Since the program has been offered at the school for the last five years, Rosen said some of the students who took advantage of it are now in their second and third year of apprenticeship.
“It’s really cool to see that, because one of them, he didn’t even want to be a Welder; he didn’t even want to take the class, and now he’s finishing his welding and he just loves it. It’s like taking it here actually sparked his interest, pun intended,” said Rosen.
He said he runs the class by mirroring the Lethbridge College Welding program, as the students practice the welds at the post-secondary standard level.
“I also incorporate a project that they can do whatever they want, and I find that it really hooks them and that really sparks their interest and gets them excited about it.”
He said one student is making a dragon, another one is making a table, and other students are doing art pieces.
“That’s what they’re into, and then they can use the skills they learn to create and that’s when the fire gets lit. And then the ones that go into post-secondary, they learn the skills and they are able to mix both the academic and the art skills,” said Rosen.

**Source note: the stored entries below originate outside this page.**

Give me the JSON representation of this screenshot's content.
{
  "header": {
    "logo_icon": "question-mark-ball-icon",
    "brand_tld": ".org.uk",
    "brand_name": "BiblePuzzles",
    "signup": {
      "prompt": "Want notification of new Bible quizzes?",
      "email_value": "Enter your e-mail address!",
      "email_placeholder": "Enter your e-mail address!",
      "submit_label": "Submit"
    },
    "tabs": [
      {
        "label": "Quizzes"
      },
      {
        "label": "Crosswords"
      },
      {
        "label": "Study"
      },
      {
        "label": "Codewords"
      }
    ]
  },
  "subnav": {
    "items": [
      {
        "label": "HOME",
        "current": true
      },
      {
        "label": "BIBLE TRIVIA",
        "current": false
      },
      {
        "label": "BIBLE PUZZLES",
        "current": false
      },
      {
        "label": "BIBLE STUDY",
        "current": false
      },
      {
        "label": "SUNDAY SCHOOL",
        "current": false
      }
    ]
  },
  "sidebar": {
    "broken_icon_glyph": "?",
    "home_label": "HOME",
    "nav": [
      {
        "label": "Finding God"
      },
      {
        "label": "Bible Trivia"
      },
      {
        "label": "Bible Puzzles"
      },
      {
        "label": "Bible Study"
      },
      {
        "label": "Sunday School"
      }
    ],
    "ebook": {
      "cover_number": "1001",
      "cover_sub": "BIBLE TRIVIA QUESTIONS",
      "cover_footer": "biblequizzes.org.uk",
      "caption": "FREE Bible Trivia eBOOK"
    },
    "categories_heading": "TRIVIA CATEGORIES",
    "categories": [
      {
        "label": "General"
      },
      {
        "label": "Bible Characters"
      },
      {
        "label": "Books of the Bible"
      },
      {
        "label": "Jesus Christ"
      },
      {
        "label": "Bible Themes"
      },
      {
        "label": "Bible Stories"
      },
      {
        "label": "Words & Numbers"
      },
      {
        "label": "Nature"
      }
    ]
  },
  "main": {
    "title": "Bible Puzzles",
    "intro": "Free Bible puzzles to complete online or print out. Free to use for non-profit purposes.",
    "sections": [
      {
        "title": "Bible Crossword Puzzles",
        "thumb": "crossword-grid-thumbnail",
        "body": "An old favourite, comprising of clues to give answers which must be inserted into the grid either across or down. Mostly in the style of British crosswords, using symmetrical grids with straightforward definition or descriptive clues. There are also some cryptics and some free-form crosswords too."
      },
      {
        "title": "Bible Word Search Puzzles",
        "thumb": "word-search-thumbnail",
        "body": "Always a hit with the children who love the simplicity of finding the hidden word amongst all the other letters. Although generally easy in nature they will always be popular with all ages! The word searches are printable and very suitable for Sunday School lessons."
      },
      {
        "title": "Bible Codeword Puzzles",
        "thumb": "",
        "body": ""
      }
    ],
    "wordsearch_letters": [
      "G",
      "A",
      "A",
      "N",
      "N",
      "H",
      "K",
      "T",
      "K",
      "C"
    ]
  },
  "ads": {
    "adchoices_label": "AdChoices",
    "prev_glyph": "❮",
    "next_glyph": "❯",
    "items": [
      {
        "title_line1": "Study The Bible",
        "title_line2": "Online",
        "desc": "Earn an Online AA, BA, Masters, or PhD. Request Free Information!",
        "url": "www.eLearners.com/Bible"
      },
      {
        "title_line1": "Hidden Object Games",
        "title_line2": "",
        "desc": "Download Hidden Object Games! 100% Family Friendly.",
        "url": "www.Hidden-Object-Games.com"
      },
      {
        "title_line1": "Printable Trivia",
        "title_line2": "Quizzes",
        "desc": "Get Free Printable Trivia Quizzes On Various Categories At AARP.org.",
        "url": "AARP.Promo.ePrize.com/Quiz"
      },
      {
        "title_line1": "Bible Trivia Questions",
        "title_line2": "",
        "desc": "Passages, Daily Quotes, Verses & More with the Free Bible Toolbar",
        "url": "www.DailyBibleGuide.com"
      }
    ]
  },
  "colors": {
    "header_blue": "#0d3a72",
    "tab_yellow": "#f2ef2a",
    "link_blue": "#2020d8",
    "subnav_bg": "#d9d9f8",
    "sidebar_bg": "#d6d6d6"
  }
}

He said the grant could potentially change the trajectory of many students’ careers, by allowing them to be exposed to trades skills at a high school level.
“It is also helping them build skills for not just for a career, but for a hobby, so the impact goes a long way. It’s providing them opportunities to be successful and to see their improvement, even from their first class at the beginning of the very first time in class, to the end of that first class, they can hold them side by side and look at how much you’ve improved, so that builds their confidence, so it’s more than just welding,” said Rosen.